We didn't take long to strike up a conversation with a hen behind us, but she did not reveal herself. Shortly after, I saw a hunched shape gliding through the grass about 200 yards away. With his Steiner binoculars, Nelson identified it as a hen.

"Wherever there's hens, gobblers will be close by," Nelson said.

I scratched a few yelps from my Eddie Horton box call. It's made of bois d'arc from Hempstead County and a lid made of African ebony. Its full tone projects well across open country in the wind.

The hen appeared not to hear the call and vanished into the tall grass. About 10 minutes later, she emerged from the grass and approached the decoys.

The hen zeroed in on the middle decoy, an AvianX hen with its head high in an alert position. The real hen stalked all around the decoy, purring aggressively. With each circle she made around the decoy, she grew increasingly agitated. Finally, she couldn't abide the decoy's insolence any longer. She stared the decoy in the eye for a moment and then drilled the decoy's head with her beak.

With a loud, hollow thump, the decoy spun on its stake. Its head came back around and slapped the real hen.

Every feather seemed to stand straight up. The hen drilled the decoy again, but this time she was ready. She jumped back as the head spun around this time, and she pecked it again. This made the decoy spin faster, which forced the hen to be agile. She jumped back and forth and side to side.

Eventually the hen seemed satisfied to have made her point. She strolled over to inspect Nelson's decoy and then returned to abuse the insolent AvianX decoy a second time.

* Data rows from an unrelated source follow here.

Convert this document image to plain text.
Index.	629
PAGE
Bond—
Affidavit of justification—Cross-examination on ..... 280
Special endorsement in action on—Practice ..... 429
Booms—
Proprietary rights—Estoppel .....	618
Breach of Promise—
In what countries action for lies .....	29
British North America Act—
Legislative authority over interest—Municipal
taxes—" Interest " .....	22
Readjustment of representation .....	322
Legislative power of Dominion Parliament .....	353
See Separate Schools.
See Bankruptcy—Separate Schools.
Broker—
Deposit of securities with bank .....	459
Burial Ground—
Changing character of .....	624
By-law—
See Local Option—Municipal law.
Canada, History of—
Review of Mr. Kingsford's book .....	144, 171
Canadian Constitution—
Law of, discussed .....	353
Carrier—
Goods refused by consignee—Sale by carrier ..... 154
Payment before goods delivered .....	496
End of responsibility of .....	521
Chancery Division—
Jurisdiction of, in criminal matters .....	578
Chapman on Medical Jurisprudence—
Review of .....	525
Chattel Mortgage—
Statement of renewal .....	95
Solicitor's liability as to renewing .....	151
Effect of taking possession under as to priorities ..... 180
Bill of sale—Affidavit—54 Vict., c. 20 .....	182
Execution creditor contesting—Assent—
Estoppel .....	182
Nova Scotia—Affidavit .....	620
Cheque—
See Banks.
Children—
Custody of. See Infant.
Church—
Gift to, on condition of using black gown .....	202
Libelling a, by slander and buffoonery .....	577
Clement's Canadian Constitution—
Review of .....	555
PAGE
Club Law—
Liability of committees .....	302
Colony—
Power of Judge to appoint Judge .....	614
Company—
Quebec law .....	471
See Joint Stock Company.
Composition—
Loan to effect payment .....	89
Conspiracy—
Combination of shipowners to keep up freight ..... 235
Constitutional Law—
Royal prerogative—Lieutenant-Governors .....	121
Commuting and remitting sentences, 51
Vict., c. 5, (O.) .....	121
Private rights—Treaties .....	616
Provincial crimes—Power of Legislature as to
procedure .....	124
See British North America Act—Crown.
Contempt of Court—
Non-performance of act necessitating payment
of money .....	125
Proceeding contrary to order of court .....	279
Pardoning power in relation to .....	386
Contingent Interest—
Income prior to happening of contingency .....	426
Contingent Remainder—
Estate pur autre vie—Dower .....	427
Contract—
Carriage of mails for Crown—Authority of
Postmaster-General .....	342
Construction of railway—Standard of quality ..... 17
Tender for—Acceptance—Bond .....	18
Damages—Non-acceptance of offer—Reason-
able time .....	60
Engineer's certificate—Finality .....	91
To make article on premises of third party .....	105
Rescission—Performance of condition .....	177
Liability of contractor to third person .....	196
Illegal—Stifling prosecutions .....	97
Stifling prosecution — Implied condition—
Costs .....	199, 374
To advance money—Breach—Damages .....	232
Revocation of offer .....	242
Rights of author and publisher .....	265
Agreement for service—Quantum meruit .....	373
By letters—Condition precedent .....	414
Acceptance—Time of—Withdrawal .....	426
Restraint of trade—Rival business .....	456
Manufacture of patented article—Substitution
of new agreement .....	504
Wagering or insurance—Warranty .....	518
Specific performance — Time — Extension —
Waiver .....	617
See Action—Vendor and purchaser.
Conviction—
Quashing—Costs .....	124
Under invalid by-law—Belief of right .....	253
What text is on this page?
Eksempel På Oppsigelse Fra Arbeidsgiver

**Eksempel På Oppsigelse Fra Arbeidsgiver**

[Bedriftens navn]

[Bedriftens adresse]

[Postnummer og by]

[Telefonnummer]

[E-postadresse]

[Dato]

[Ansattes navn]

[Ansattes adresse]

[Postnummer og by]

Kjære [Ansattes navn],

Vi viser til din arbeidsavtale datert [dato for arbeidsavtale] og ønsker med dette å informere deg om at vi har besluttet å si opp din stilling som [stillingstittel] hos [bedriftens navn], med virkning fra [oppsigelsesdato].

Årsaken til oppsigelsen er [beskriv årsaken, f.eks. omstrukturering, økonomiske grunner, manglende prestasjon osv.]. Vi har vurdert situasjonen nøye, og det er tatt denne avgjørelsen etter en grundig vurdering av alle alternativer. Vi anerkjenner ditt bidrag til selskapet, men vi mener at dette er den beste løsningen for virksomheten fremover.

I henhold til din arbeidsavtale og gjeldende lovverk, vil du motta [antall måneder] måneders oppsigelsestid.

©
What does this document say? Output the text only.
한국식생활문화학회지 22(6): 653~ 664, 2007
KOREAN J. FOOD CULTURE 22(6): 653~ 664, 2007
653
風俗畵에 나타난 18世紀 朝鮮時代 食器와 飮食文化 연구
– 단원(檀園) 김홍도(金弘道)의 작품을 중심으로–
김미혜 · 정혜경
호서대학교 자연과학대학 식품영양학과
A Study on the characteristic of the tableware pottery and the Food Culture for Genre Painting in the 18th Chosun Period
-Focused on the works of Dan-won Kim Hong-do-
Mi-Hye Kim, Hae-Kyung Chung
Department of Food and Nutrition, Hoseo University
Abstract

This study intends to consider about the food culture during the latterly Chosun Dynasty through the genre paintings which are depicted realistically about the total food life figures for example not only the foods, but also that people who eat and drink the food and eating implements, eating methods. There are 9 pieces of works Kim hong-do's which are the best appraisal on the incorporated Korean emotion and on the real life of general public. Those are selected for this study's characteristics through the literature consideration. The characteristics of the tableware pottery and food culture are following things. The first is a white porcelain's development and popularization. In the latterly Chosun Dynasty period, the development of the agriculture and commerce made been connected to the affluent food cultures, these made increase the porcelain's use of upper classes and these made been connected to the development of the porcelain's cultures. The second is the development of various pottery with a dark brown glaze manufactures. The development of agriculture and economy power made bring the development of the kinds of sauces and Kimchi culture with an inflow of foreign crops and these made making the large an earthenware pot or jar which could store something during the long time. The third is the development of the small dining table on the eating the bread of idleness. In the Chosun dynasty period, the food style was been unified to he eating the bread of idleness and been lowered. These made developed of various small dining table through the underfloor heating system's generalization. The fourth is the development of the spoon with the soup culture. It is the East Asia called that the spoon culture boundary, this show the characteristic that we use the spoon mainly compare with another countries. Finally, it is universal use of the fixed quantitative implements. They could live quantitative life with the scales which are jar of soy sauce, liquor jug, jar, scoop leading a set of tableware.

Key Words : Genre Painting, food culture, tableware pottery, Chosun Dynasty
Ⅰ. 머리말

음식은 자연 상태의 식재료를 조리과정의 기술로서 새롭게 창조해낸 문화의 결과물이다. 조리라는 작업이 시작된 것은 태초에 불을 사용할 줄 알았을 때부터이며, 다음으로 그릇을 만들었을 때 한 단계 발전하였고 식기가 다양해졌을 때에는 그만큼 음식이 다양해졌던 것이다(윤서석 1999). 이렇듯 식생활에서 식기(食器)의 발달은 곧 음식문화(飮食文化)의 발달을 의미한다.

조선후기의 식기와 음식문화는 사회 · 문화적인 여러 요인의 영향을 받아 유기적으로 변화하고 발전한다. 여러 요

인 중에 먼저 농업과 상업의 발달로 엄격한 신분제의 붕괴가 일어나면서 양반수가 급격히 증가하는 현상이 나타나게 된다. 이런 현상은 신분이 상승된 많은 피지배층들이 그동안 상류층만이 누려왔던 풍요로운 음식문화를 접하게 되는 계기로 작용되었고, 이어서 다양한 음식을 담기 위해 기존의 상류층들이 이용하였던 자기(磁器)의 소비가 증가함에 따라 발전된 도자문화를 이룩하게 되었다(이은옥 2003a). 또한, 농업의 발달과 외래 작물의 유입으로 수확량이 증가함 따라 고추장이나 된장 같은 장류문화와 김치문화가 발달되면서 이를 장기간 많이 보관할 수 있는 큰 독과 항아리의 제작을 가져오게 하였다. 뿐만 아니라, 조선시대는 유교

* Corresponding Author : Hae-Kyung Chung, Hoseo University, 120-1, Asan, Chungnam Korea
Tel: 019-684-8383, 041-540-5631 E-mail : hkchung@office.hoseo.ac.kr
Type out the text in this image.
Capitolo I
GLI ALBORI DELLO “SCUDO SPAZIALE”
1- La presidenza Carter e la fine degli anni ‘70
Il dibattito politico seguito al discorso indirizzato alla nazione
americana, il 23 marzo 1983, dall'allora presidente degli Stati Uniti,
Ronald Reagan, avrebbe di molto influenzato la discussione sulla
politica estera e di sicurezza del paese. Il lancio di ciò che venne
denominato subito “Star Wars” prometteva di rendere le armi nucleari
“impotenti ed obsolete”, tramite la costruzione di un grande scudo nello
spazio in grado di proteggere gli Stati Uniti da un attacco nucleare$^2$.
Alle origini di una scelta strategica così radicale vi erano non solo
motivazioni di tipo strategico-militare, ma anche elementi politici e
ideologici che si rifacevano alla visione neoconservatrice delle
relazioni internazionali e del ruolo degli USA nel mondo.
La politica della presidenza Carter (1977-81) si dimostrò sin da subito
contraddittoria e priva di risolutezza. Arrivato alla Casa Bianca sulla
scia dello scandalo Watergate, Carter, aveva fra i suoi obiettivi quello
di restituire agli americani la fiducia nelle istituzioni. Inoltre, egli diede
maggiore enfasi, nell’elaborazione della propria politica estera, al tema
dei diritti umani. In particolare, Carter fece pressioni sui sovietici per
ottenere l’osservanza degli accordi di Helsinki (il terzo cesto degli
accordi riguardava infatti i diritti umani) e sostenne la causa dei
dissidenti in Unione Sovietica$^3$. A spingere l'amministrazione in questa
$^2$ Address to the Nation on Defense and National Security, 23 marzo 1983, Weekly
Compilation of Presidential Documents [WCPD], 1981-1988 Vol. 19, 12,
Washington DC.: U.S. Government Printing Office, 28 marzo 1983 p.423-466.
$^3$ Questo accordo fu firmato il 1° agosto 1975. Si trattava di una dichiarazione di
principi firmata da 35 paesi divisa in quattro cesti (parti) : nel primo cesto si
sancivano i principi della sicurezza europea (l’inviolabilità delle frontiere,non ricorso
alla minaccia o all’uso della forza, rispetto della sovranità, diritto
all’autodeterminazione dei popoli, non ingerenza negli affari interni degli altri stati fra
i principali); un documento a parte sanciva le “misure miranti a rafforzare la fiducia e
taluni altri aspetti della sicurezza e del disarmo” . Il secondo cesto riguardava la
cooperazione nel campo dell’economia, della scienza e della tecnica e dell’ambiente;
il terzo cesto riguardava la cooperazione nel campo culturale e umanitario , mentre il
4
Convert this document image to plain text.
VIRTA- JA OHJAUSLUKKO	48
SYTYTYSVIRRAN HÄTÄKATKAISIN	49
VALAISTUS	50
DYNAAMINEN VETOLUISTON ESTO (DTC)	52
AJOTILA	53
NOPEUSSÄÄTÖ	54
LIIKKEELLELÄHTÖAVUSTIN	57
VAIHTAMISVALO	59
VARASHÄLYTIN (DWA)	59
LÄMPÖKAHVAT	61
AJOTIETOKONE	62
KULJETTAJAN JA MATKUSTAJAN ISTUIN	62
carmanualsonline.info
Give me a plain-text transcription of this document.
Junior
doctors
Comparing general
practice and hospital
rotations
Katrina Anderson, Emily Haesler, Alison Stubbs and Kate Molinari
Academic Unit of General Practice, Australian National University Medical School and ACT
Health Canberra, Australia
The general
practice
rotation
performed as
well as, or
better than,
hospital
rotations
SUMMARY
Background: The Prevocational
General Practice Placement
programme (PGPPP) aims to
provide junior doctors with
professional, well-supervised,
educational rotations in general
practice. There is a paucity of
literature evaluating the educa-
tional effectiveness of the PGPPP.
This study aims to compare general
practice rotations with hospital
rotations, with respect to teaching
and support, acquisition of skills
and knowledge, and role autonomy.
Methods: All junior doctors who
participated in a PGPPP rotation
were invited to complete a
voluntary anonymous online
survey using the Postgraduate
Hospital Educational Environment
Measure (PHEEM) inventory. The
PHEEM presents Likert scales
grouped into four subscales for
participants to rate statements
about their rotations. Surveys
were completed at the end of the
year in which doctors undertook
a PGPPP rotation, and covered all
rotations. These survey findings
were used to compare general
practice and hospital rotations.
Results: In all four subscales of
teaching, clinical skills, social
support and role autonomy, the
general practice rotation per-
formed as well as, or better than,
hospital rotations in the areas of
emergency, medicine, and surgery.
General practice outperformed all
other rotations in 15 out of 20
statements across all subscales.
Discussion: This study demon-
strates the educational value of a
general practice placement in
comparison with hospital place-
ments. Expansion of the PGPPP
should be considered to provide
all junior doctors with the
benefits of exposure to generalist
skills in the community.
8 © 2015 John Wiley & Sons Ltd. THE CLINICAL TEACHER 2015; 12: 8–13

Nelson's shoulders heaved in silent laughter.

After winning her fight with the decoy, the hen fed contentedly among the decoys. I purred lightly, and she came within 12 feet to inspect the source of that sound. Not finding it, she resumed feeding.

Nelson and I were certain that a gobbler would come to the hen, but we were mistaken. When the hen finally left, songbirds were the only sign of life.

We both had commitments back home, so Nelson and I ended the hunt at about 1 p.m. On the way back to the lodge, we passed six male turkeys about to cross into the far side of the field that we hunted. It looked like the same group that was in the field the previous day. As Maxwell Smart would say, we missed it by "that much!"